What does my family love more than my braised beef cheeks? A lot, it seems

I serve up culinary delights for them, but when I'm not there, a sausage and jacket potato sandwich is what they crave

Living in my house means knowing pleasant joys. I wake up every morning, only thinking about dinner. What should I cook for them all today? What noble dish will I serve my lucky family tonight? Should I head for the hot, numb embrace of Sichuan or the darker flavors of northern Spain? Will the anchovies engage somewhere in the depths of the deep sauce with more force and tenacity than a Porsche 911 Turbo? They often. I have a cupboard full of spices and sauces. I'm rich in ground cumin, dried chilies, and gooey pot of tamarind. I have the incredible kitchen skills, determination, and greed it takes to come up with brilliant meals for every meal. Being part of my family means winning the culinary lottery of life.

Or maybe not. Recently, when I was serving my newest creation – perhaps the long-braised beef cheeks in a spiced tomato sauce from a recipe by José Pizarro, or perhaps the teriyaki chicken – I asked my loved ones what they would have had for dinner the night before. when i go out. It was an ordinary question, with far more unusual intentions. I wonder how much they miss me. My wife, Pat, sat up and grinned. "Sausage sandwich," he said. "That's good." My son joins. Oh yeah, cheap pale white buns, and crap sausages, not the shitty ones with too much real meat in them, and not close enough to the nipples and nostrils. The three of them discussed the excitement of their sausage sandwich party. I blink. Sausage sandwiches? For dinner? Pat shrugged, and looked down at the lavishly lavishly made plate in front of him. "We have to wait for you to come out to be able to do something like that."

I think we have a shared family culture. I think the elaborate meals I serve are an "we" thing, not a "me" thing. Now, suddenly, I find that sometimes, like Jehovah's Witnesses and Mrs Brown's Boys, I am just tolerated; that there were things they wanted to do together that I had to protect. Do I really know them anymore?

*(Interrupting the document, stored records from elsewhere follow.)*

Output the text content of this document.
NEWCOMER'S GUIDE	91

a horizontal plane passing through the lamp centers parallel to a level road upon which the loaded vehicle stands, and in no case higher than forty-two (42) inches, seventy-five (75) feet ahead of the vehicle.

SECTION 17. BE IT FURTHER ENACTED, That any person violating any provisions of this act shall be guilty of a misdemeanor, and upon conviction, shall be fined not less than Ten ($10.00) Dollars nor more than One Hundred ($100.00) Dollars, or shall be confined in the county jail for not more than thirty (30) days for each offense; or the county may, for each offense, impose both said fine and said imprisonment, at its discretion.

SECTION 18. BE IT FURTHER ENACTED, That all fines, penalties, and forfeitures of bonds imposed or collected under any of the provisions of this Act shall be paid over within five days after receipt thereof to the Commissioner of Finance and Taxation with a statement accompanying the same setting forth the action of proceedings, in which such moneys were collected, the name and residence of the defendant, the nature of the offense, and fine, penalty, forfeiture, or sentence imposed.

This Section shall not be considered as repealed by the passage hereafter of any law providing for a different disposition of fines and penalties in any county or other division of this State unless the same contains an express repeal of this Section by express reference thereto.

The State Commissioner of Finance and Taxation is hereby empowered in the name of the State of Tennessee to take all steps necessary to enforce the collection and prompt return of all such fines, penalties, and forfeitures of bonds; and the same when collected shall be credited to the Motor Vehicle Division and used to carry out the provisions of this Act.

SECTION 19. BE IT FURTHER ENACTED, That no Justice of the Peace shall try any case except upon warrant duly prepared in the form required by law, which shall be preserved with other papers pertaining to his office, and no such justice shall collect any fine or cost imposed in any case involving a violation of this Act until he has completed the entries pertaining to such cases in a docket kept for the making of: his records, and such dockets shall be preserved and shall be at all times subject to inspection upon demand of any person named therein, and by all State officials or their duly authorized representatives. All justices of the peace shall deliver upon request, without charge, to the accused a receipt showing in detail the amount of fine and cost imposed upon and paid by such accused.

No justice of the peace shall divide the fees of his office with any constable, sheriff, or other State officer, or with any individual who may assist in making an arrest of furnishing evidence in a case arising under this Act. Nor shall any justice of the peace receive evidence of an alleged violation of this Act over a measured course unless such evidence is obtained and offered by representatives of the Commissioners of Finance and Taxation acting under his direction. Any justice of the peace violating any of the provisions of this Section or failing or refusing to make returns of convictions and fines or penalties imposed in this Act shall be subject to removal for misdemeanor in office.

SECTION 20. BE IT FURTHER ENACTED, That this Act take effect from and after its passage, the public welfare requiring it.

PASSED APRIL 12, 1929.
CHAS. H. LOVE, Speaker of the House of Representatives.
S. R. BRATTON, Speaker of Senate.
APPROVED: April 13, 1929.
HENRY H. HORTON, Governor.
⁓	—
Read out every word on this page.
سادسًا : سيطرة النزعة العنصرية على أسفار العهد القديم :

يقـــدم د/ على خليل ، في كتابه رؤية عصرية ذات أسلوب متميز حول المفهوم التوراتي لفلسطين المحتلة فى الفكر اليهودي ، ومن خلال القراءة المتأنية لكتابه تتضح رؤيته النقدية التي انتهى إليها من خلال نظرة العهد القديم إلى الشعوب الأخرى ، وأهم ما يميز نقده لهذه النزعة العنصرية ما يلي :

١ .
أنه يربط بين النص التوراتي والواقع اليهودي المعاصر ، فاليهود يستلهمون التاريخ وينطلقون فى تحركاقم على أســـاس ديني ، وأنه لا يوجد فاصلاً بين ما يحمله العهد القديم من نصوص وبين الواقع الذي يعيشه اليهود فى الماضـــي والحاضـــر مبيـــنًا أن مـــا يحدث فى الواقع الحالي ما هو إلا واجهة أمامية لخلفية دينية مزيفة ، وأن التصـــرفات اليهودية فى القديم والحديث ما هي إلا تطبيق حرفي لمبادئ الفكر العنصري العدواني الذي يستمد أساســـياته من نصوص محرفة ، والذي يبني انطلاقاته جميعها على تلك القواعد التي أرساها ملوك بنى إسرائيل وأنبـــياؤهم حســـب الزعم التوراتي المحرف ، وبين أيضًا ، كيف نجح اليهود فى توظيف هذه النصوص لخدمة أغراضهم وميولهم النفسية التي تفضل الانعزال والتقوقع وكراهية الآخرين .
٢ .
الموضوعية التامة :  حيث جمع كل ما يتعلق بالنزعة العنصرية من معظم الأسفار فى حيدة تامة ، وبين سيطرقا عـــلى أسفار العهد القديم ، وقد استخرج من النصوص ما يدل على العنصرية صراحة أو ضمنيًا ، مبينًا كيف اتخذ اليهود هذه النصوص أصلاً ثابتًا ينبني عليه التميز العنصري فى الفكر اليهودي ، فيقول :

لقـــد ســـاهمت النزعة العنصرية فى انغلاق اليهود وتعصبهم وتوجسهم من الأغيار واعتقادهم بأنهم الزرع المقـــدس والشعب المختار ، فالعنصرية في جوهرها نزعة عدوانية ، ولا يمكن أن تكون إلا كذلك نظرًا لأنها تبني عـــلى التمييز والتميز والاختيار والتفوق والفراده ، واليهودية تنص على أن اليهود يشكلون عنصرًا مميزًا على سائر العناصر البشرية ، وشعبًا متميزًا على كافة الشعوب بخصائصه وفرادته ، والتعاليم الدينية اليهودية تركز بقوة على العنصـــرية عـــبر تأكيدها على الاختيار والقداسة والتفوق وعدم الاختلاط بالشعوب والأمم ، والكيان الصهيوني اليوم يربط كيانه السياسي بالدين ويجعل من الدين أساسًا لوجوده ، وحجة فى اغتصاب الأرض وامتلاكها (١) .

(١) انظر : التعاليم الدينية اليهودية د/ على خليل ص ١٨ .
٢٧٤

Let's be clear. They really appreciate what I cook. A cooing sound is made. Plates cleared. I applaud it lightly, and would never speak about any of it publicly in, say, a national newspaper column. By the same token, I'm not all about roast goose with caviar chasers. I really like the sausage sandwich. There's even a place in my life for cheap sausage sandwiches, made with white bread that you can snap back to a doughy state if you squeeze a crumb between your thumb and forefinger. But not for a bloody dinner. It's a moment to take things seriously. This is an opportunity, a time to support you. Or at least that's what I thought. I've read about high-flying Michelin-starred chefs who, at the end of a long service of throwing perfectly cooked ingredients into place, want nothing more than a Pot Noodle or a bag of chips. But it didn't occur to me that this food fatigue could spill over to a family of committed, well-meaning, stomach-obsessed restaurant critics. One night not long ago, it turned out I was going back for dinner when I thought I was going out. Pat was on duty that night. What did we experience? Jacket potato with grated cheese and baked beans. I've never seen them all look so happy. Is it right. I don't know why I bothered.